American suffragist (1812–1892)

Priscilla Holmes Buell Drake (June 18, 1812 - February 11, 1892) was an American suffragist.

==Early life==
Priscilla Holmes Buell Drake was born in Ithaca, New York, on June 18, 1812. She was the youngest child of Judge Samuel/Salmon Buell (1764–1828) and Joanna Sturdevant, both of Cayuga County, New York. Judge Buell was a man of much intellectual vigor and marked attainments. He held several important offices in his State, and as senator served more than one term with De Witt Clinton, Martin Van Buren and others of distinction. Judge Buell moved with his family from New York to Marietta, Ohio, where he was held in great esteem.

==Career==
Drake and her husband worked with Robert Dale Owen during the Indiana Constitutional Convention of 1850 and 1851 to remove the legal disabilities of women. Before the sections were presented, which worked such benefit to women, they were discussed, line by line, in Drake's parlor. She had an acute legal mind, and Owen was not slow to recognize her valuable aid in the construction of the important clauses. It was she who suggested a memorial to Robert Dale Owen from the many noble mothers who comprehended the scope of his work for women. When Lucy Stone delivered her first lecture in Indianapolis, Drake was the only woman in attendance. She was also present at a notable meeting, shortly afterward, when Lucretia Mott presided.
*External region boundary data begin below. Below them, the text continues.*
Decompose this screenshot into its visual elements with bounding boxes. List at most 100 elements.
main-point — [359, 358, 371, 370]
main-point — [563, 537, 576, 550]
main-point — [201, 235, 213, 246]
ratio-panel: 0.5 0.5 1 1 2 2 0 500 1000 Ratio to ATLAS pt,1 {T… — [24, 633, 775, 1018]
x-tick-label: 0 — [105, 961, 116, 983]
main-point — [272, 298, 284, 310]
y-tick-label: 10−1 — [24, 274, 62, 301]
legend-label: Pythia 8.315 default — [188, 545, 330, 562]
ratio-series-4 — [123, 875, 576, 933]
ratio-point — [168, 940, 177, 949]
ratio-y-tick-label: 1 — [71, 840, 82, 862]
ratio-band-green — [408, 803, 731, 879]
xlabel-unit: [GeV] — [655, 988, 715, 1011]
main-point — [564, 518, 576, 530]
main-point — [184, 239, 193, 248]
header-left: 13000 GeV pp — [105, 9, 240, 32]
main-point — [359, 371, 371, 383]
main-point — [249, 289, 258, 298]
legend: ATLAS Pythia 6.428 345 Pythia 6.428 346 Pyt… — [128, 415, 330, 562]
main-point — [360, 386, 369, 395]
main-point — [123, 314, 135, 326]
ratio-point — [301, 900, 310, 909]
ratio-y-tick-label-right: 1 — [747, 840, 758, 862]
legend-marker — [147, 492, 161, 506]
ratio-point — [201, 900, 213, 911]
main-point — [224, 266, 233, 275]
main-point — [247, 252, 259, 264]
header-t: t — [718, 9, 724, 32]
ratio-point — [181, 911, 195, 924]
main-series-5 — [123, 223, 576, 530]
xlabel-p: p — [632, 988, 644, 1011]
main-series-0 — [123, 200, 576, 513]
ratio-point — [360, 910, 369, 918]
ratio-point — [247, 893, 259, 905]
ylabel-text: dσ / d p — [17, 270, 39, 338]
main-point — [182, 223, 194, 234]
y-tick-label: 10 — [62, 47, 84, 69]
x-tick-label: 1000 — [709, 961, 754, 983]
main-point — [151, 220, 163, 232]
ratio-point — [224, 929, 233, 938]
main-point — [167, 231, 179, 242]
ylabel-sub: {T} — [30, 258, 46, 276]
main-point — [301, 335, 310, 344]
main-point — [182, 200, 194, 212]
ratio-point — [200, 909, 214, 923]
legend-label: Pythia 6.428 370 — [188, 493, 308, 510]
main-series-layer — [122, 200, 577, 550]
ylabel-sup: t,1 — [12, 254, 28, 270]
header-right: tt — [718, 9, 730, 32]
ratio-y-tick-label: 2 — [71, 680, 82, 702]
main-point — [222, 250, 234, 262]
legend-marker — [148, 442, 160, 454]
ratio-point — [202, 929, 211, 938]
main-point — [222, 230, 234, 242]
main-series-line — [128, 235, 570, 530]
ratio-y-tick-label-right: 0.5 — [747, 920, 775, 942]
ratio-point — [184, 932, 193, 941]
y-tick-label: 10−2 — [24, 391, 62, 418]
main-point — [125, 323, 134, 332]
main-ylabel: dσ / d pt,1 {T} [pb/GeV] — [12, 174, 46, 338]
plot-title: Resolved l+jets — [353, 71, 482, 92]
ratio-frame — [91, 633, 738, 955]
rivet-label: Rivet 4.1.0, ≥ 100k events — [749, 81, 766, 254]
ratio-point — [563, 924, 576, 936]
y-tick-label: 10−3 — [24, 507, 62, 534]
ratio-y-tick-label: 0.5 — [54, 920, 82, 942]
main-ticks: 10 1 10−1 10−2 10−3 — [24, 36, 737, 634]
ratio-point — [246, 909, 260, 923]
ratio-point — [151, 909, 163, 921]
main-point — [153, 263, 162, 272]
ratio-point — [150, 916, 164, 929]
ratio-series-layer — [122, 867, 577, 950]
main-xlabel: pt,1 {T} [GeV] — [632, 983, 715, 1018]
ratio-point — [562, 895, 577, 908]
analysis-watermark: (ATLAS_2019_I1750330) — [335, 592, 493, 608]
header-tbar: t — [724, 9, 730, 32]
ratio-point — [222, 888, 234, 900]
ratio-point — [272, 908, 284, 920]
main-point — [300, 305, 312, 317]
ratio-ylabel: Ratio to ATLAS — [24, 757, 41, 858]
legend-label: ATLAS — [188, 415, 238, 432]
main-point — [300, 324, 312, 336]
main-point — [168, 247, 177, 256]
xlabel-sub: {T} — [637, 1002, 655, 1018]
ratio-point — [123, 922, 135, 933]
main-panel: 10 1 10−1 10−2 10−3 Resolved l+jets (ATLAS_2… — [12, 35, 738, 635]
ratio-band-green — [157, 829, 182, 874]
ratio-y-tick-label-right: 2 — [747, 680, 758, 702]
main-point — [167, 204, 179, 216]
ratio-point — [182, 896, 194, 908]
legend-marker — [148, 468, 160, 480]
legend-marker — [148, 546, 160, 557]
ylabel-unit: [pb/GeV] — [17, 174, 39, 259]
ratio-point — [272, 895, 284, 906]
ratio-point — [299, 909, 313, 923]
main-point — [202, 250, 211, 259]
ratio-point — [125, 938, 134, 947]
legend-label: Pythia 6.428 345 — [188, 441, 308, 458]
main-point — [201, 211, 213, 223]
The acquaintance thus formed led to an interesting correspondence. Drake was in possession of main valuable letters from distinguished men and women, addressed to herself and husband.

==Personal life==
Priscilla Holmes Drake became the wife of James Perry Drake (1797–1876), a native of North Carolina, at Lawrenceburg, Indiana. He had held office under President Monroe and was then receiver of public moneys in Indianapolis, Indiana, appointed by President Jackson. While a resident of Posey County, Indiana, he had been brought into intimate business and social relations with the New Harmony Community, under the Rapps, father and son, and when their possessions were transferred to the Scotch philanthropist, Robert Owen, he naturally held the same relations with the Owen association. Those two communities, although striving in different ways to benefit humanity, had much to do with broadening his views and making his after-life tolerant and charitable, and probably had an influence in developing his young wife's interest in the laws relating to women. Their home was the center of happiness and progress, and it was only widening the circle of early associations to find therein a hearty welcome for David, Richard and Robert Dale Owen, the distinguished soils of Robert Owen.

In 1861 they moved to Alabama, near Huntsville, where they continued their interest and work in the cause of woman's suffrage. Drake was left a widow in 1876 and died at her residence, on February 11, 1892, and is buried at Maple Hill Cemetery (Huntsville, Alabama). She was the mother of seven children, among whom Annie Buell Drake Robertson (1841–1930), four of whom survived her.

Her nephew was Civil War Major General Don Carlos Buell.